Ein linientreuer Ofen

Ein Linientreuer Ofen

Zuerst möchte ich den Ofen beschreiben. Ich habe ihn selbst gesehen. Doch alles, was mit ihm und durch ihn geschah, wurde mir zugetragen. Dieser Ofen sah wirklich abstrus aus. Seine äußere Form, seine technische Beschaffenheit wirkten so faszinierend auf mich, daß es mir förmlich in den Fingern juckte, ihn zu zeichnen. Später fertigte ich sogar eine Radierung von diesem eisernen Ungetüm an. Einer, der ihn auch sah, sprach treffend von einem vorindustriellen Monstrum.
Sein Rauchfang, über und über mit Nieten versehen, sah aus wie ein überdimensionierter, alter, verbeulter Eisentrichter, der noch die ganz hübsche Höhe von fast vier Metern erreichte. Sein zylindrischer Unterbau, auf dem der Schornstein aufgesteckt war, war aus alten Blechen zusammengenietet. In diesem unteren Teil hatte man dann eine Feuerungsöffnung eingeschnitten, in die ein Feuerrost aus groben Eisenstäben eingelassen war. Dieses gefräßig wirkende Feuerloch konnte mit einer halbrunden Tür, ebenfalls aus gerostetem Blech gefertigt, mehr schlecht als recht verschlossen werden.
Wenn der Ofen mit Brennstoffen gefüttert wurde, glühten die Scharniere und Befestigungshaken der Tür so heftig, daß der, der sie bedienen mußte, sich manche Brandblase an seinen Fingern zuzog. Außerdem entwickelte dieser Eisenzylinder bei einer bestimmten Temperatur einen solch ungewöhnlich starken Luftzug, daß das Gerät in ein heftiges Schütteln verfiel, ohne jedoch, wie man befürchten konnte, umzustürzen. Der eigenwillige Konstrukteur hatte auch daran gedacht, dieses zu verhindern, indem er dem Trichterzylinder drei nach außen gebogene Eisenstelzen anschraubte. Sie sahen wie Entenbeine mit übergroßen Schwimmflossen aus. Aber das Nonplusultra dieser ofenartigen Erfindung war eine Vielzahl sinnlos abgeknickter und abgewinkelter Zuführungsrohre aus Blech mit primitiven Reinigungsklappen, die in den Zylinderkörper eindrangen und ihn an einigen Stellen sogar, gut abgedichtet, durchdrangen.

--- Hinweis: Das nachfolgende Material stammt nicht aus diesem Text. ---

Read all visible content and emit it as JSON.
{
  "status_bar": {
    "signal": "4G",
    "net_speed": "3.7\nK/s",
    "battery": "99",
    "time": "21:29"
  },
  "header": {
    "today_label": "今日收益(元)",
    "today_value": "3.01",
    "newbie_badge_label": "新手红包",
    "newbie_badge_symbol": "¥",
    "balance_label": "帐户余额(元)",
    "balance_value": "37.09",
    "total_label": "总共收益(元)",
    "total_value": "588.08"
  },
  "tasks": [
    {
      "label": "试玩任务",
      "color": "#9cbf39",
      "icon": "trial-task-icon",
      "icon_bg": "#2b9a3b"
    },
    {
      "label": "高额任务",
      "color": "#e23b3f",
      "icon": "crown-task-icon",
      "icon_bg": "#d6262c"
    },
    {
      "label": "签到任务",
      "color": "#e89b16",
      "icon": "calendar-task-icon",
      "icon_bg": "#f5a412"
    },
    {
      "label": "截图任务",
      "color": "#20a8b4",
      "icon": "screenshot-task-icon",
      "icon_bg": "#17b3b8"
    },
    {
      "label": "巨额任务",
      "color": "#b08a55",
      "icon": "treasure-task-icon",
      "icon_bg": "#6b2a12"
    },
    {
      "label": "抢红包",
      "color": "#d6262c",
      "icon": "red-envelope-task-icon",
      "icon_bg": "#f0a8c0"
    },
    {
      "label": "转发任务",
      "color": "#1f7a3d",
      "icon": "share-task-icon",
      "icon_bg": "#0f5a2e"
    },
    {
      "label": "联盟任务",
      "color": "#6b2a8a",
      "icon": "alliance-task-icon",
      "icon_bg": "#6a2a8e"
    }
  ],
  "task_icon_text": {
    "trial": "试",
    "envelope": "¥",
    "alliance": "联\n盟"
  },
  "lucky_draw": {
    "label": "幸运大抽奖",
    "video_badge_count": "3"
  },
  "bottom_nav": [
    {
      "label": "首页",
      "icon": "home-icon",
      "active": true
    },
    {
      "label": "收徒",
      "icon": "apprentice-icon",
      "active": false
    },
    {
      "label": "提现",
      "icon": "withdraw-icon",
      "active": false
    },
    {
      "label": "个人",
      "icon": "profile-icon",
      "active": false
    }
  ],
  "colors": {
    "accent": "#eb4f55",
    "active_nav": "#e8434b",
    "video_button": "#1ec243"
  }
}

Mir kam diese Anlage wie eine Eisenspinne auf Entenbeinen vor. Manches erschien mir wie ohne Verstand und geradezu gegen alle Feuerungstechnik gebastelt. Doch dieser Apparat, einmal mit Feuer angeworfen, war ein erfolgreicher Verbrenner. Das Ganze stand, fast als eine Art Tarnung, in einem aus roh behauenen Feldsteinen gemauerten Turm, der oben ohne eine Bedachung auskom- men mußte. Stand dieses Ding erst einmal unter Feuer — auch das habe ich gesehen — stoben Funken und Aschenreste wie glühende Leuchtkäfer in den Nachthimmel.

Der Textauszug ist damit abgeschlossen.